🤖 AI Summary
Reinforcement learning (RL) for reasoning-oriented large language models (LLMs) often overlooks the value of low-entropy segments—semantically stable, deterministic reasoning steps—despite their critical role in correctness. Method: This paper proposes LESS, a correctness-aware fine-grained advantage shaping framework. Its core innovation is the empirical discovery that overlap of low-entropy segments across correct responses strongly correlates with final answer accuracy. Leveraging this insight, LESS introduces a segment-level advantage modulation mechanism: amplifying advantages for low-entropy segments in correct trajectories, suppressing them in incorrect ones, and neutralizing them in ambiguous cases—thereby preserving high-entropy exploratory capacity while enabling precise control. Contribution/Results: Integrated into the GRPO framework with verifiable rewards (RLVR), LESS achieves significant improvements over strong baselines across three backbone models and six mathematical reasoning benchmarks, yielding substantial average accuracy gains and enhanced robustness to performance degradation.
📝 Abstract
Reinforcement Learning with Verifiable Rewards (RLVR) has become a central approach for improving the reasoning ability of large language models.
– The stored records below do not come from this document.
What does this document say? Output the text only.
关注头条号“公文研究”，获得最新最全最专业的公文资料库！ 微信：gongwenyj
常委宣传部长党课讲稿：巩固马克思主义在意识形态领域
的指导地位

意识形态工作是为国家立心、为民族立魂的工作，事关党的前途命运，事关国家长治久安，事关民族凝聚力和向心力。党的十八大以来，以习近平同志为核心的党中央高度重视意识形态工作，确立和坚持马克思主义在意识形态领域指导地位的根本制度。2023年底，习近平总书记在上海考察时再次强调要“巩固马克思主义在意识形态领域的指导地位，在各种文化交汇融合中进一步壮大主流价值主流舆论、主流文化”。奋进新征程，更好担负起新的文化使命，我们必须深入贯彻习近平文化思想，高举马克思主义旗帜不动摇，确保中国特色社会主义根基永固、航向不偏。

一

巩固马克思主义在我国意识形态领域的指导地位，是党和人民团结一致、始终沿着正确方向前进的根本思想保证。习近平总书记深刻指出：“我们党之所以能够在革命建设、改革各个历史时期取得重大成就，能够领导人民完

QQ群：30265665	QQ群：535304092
Recent work studies RLVR through token entropy, arguing that high-entropy tokens drive exploration and should receive stronger updates. However, they overlook the fact that most of a reasoning trajectory consists of low-entropy segments that encode stable and reusable structural patterns. Through qualitative and quantitative analyses, we find that the overlap of low-entropy segments across correct responses strongly correlates with model accuracy, while overlaps involving incorrect responses exhibit stable but unproductive patterns. Motivated by these findings, we propose LESS, a correctness-aware reinforcement framework that performs fine-grained advantage modulation over low-entropy segments. LESS amplifies segments unique to correct responses, suppresses those unique to incorrect ones, and neutralizes segments shared by both, while preserving high-entropy exploration in the underlying RL algorithm. Instantiated on top of the popular GRPO, LESS consistently improves accuracy over strong RL baselines across three backbones and six math benchmarks, achieves stronger robustness of the performance floor.